While painting on the beach with my family last week, a woman walked by with her family and noticed my work in progress. She suddenly exclaimed, “Oh, beautiful!”
I wasn’t super impressed with my work right at that moment, so her comment really jarred me. It mattered to her right then that I was capturing the scene in front of us, and that meant a lot to me.
Even more importantly, I heard her conversation as she walked away, “I’ve always wanted to learn how to paint.”
I thought about going over to her and saying, “You know, there are plenty of tutorials on YouTube. There’s no reason why you can’t start tomorrow.”
I didn’t want to be awkward and sound like some sage because I’m just a guy messing around with some oil pastels, so I stayed put.
But I can imagine what she would say because I’ve heard it plenty.
“Oh, if I tried that, my art would be terrible.”
I can also imagine myself replying, “Well yeah. My stuff was really terrible at first, but I did get better. And it got a lot more fun when I got better.”
Making terrible stuff is not a lot of fun, but I’m so grateful that I stuck with it.
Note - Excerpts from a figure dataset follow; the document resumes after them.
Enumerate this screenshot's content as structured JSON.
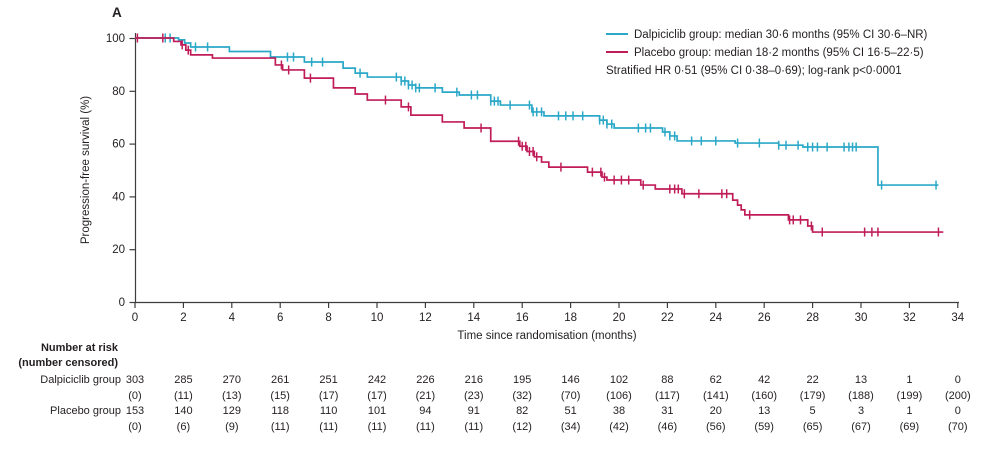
{
  "figure": {
    "panel_label": "A"
  },
  "chart_data": {
    "type": "line",
    "subtype": "kaplan-meier-step",
    "title": "",
    "xlabel": "Time since randomisation (months)",
    "ylabel": "Progression-free survival (%)",
    "xlim": [
      0,
      34
    ],
    "ylim": [
      0,
      100
    ],
    "x_ticks": [
      0,
      2,
      4,
      6,
      8,
      10,
      12,
      14,
      16,
      18,
      20,
      22,
      24,
      26,
      28,
      30,
      32,
      34
    ],
    "y_ticks": [
      0,
      20,
      40,
      60,
      80,
      100
    ],
    "grid": "off",
    "legend_position": "top-right",
    "annotation": "Stratified HR 0·51 (95% CI 0·38–0·69); log-rank p<0·0001",
    "series": [
      {
        "name": "Dalpiciclib group",
        "label": "Dalpiciclib group: median 30·6 months (95% CI 30·6–NR)",
        "color": "#2BA8C8",
        "steps": [
          [
            0,
            100
          ],
          [
            1.8,
            99.3
          ],
          [
            2.05,
            98.1
          ],
          [
            2.3,
            96.6
          ],
          [
            3.9,
            94.9
          ],
          [
            5.6,
            92.8
          ],
          [
            7.0,
            90.9
          ],
          [
            8.6,
            88.6
          ],
          [
            9.1,
            86.7
          ],
          [
            9.6,
            85.2
          ],
          [
            11.0,
            83.7
          ],
          [
            11.3,
            82.2
          ],
          [
            11.6,
            81.1
          ],
          [
            12.7,
            79.5
          ],
          [
            13.4,
            78.4
          ],
          [
            14.7,
            76.1
          ],
          [
            15.1,
            74.6
          ],
          [
            16.4,
            72.0
          ],
          [
            16.9,
            70.5
          ],
          [
            19.2,
            68.9
          ],
          [
            19.5,
            67.4
          ],
          [
            19.8,
            65.9
          ],
          [
            21.8,
            64.4
          ],
          [
            22.1,
            62.9
          ],
          [
            22.4,
            61.0
          ],
          [
            24.8,
            60.2
          ],
          [
            26.6,
            59.4
          ],
          [
            27.6,
            58.7
          ],
          [
            30.7,
            44.3
          ],
          [
            33.2,
            44.3
          ]
        ],
        "censor_times": [
          1.25,
          1.45,
          2.5,
          3.0,
          6.3,
          6.55,
          7.3,
          7.75,
          9.3,
          10.8,
          11.0,
          11.15,
          11.3,
          11.45,
          11.6,
          11.75,
          12.4,
          13.3,
          13.9,
          14.15,
          14.7,
          14.85,
          15.0,
          15.5,
          16.3,
          16.45,
          16.6,
          16.8,
          17.5,
          17.8,
          18.1,
          18.5,
          19.2,
          19.35,
          19.5,
          19.7,
          20.8,
          21.1,
          21.3,
          21.9,
          22.1,
          22.3,
          23.0,
          23.4,
          24.0,
          24.9,
          25.8,
          26.6,
          26.9,
          27.4,
          27.8,
          28.0,
          28.2,
          28.6,
          29.3,
          29.5,
          29.65,
          29.8,
          30.85,
          33.1
        ]
      },
      {
        "name": "Placebo group",
        "label": "Placebo group: median 18·2 months (95% CI 16·5–22·5)",
        "color": "#C01D58",
        "steps": [
          [
            0,
            100
          ],
          [
            1.6,
            98.7
          ],
          [
            1.9,
            97.4
          ],
          [
            2.1,
            95.4
          ],
          [
            2.3,
            93.6
          ],
          [
            3.2,
            92.4
          ],
          [
            5.8,
            89.8
          ],
          [
            6.1,
            87.9
          ],
          [
            7.0,
            84.8
          ],
          [
            8.2,
            81.1
          ],
          [
            9.1,
            78.8
          ],
          [
            9.6,
            76.5
          ],
          [
            11.0,
            73.9
          ],
          [
            11.4,
            70.8
          ],
          [
            12.7,
            68.2
          ],
          [
            13.6,
            65.9
          ],
          [
            14.7,
            60.9
          ],
          [
            15.9,
            59.0
          ],
          [
            16.2,
            57.0
          ],
          [
            16.5,
            55.0
          ],
          [
            16.8,
            53.0
          ],
          [
            17.1,
            51.1
          ],
          [
            18.7,
            49.2
          ],
          [
            19.3,
            47.3
          ],
          [
            19.5,
            46.2
          ],
          [
            20.9,
            44.3
          ],
          [
            21.5,
            42.8
          ],
          [
            22.6,
            41.0
          ],
          [
            24.7,
            38.6
          ],
          [
            24.9,
            36.7
          ],
          [
            25.05,
            34.9
          ],
          [
            25.2,
            33.0
          ],
          [
            27.0,
            31.1
          ],
          [
            27.8,
            28.8
          ],
          [
            28.0,
            26.5
          ],
          [
            33.4,
            26.5
          ]
        ],
        "censor_times": [
          0.1,
          1.15,
          1.95,
          2.2,
          6.05,
          6.35,
          7.25,
          10.35,
          11.3,
          14.3,
          15.85,
          16.0,
          16.15,
          16.3,
          16.45,
          16.6,
          17.6,
          18.9,
          19.25,
          19.4,
          19.8,
          20.1,
          20.4,
          21.0,
          22.1,
          22.3,
          22.45,
          22.7,
          23.3,
          24.25,
          24.45,
          25.4,
          27.05,
          27.2,
          27.5,
          27.95,
          28.4,
          30.15,
          30.45,
          30.7,
          33.2
        ]
      }
    ]
  },
  "risk_table": {
    "header_line1": "Number at risk",
    "header_line2": "(number censored)",
    "months": [
      0,
      2,
      4,
      6,
      8,
      10,
      12,
      14,
      16,
      18,
      20,
      22,
      24,
      26,
      28,
      30,
      32,
      34
    ],
    "rows": [
      {
        "label": "Dalpiciclib group",
        "n": [
          "303",
          "285",
          "270",
          "261",
          "251",
          "242",
          "226",
          "216",
          "195",
          "146",
          "102",
          "88",
          "62",
          "42",
          "22",
          "13",
          "1",
          "0"
        ],
        "censored": [
          "(0)",
          "(11)",
          "(13)",
          "(15)",
          "(17)",
          "(17)",
          "(21)",
          "(23)",
          "(32)",
          "(70)",
          "(106)",
          "(117)",
          "(141)",
          "(160)",
          "(179)",
          "(188)",
          "(199)",
          "(200)"
        ]
      },
      {
        "label": "Placebo group",
        "n": [
          "153",
          "140",
          "129",
          "118",
          "110",
          "101",
          "94",
          "91",
          "82",
          "51",
          "38",
          "31",
          "20",
          "13",
          "5",
          "3",
          "1",
          "0"
        ],
        "censored": [
          "(0)",
          "(6)",
          "(9)",
          "(11)",
          "(11)",
          "(11)",
          "(11)",
          "(11)",
          "(12)",
          "(34)",
          "(42)",
          "(46)",
          "(56)",
          "(59)",
          "(65)",
          "(67)",
          "(69)",
          "(70)"
        ]
      }
    ]
  },
  "colors": {
    "axis": "#3d3d3f",
    "text": "#231f20"
  }
}
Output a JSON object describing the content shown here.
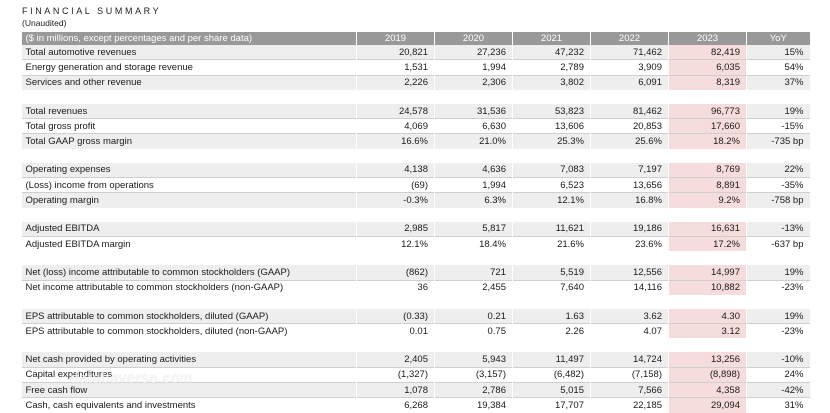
{
  "header": {
    "title": "FINANCIAL SUMMARY",
    "subtitle": "(Unaudited)"
  },
  "table": {
    "label_header": "($ in millions, except percentages and per share data)",
    "years": [
      "2019",
      "2020",
      "2021",
      "2022",
      "2023"
    ],
    "yoy_header": "YoY",
    "groups": [
      [
        {
          "label": "Total automotive revenues",
          "values": [
            "20,821",
            "27,236",
            "47,232",
            "71,462",
            "82,419"
          ],
          "yoy": "15%"
        },
        {
          "label": "Energy generation and storage revenue",
          "values": [
            "1,531",
            "1,994",
            "2,789",
            "3,909",
            "6,035"
          ],
          "yoy": "54%"
        },
        {
          "label": "Services and other revenue",
          "values": [
            "2,226",
            "2,306",
            "3,802",
            "6,091",
            "8,319"
          ],
          "yoy": "37%"
        }
      ],
      [
        {
          "label": "Total revenues",
          "values": [
            "24,578",
            "31,536",
            "53,823",
            "81,462",
            "96,773"
          ],
          "yoy": "19%"
        },
        {
          "label": "Total gross profit",
          "values": [
            "4,069",
            "6,630",
            "13,606",
            "20,853",
            "17,660"
          ],
          "yoy": "-15%"
        },
        {
          "label": "Total GAAP gross margin",
          "values": [
            "16.6%",
            "21.0%",
            "25.3%",
            "25.6%",
            "18.2%"
          ],
          "yoy": "-735 bp"
        }
      ],
      [
        {
          "label": "Operating expenses",
          "values": [
            "4,138",
            "4,636",
            "7,083",
            "7,197",
            "8,769"
          ],
          "yoy": "22%"
        },
        {
          "label": "(Loss) income from operations",
          "values": [
            "(69)",
            "1,994",
            "6,523",
            "13,656",
            "8,891"
          ],
          "yoy": "-35%"
        },
        {
          "label": "Operating margin",
          "values": [
            "-0.3%",
            "6.3%",
            "12.1%",
            "16.8%",
            "9.2%"
          ],
          "yoy": "-758 bp"
        }
      ],
      [
        {
          "label": "Adjusted EBITDA",
          "values": [
            "2,985",
            "5,817",
            "11,621",
            "19,186",
            "16,631"
          ],
          "yoy": "-13%"
        },
        {
          "label": "Adjusted EBITDA margin",
          "values": [
            "12.1%",
            "18.4%",
            "21.6%",
            "23.6%",
            "17.2%"
          ],
          "yoy": "-637 bp"
        }
      ],
      [
        {
          "label": "Net (loss) income attributable to common stockholders (GAAP)",
          "values": [
            "(862)",
            "721",
            "5,519",
            "12,556",
            "14,997"
          ],
          "yoy": "19%"
        },
        {
          "label": "Net income attributable to common stockholders (non-GAAP)",
          "values": [
            "36",
            "2,455",
            "7,640",
            "14,116",
            "10,882"
          ],
          "yoy": "-23%"
        }
      ],
      [
        {
          "label": "EPS attributable to common stockholders, diluted (GAAP)",
          "values": [
            "(0.33)",
            "0.21",
            "1.63",
            "3.62",
            "4.30"
          ],
          "yoy": "19%"
        },
        {
          "label": "EPS attributable to common stockholders, diluted (non-GAAP)",
          "values": [
            "0.01",
            "0.75",
            "2.26",
            "4.07",
            "3.12"
          ],
          "yoy": "-23%"
        }
      ],
      [
        {
          "label": "Net cash provided by operating activities",
          "values": [
            "2,405",
            "5,943",
            "11,497",
            "14,724",
            "13,256"
          ],
          "yoy": "-10%"
        },
        {
          "label": "Capital expenditures",
          "values": [
            "(1,327)",
            "(3,157)",
            "(6,482)",
            "(7,158)",
            "(8,898)"
          ],
          "yoy": "24%"
        },
        {
          "label": "Free cash flow",
          "values": [
            "1,078",
            "2,786",
            "5,015",
            "7,566",
            "4,358"
          ],
          "yoy": "-42%"
        },
        {
          "label": "Cash, cash equivalents and investments",
          "values": [
            "6,268",
            "19,384",
            "17,707",
            "22,185",
            "29,094"
          ],
          "yoy": "31%"
        }
      ]
    ]
  },
  "watermark": "databaverse.com",
  "colors": {
    "header_bg": "#999999",
    "band_bg": "#eeeeee",
    "highlight_2023": "#f6dcdd"
  }
}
I’m sure there are some people who can pick up artistic stuff faster than others. Yet, almost all of us are held back by the fear of making something terrible.
I made terrible stuff. It felt pretty bad. But then I learned some more, practiced, and now I really, really enjoy my creative work. On the other side of that day in the cafe with my charcoal pencils, the terrible stuff was well worth it.
And if you ever ask to see my terrible stuff, I guarantee you that I’ll just laugh awkwardly and ask what in the world you could be talking about.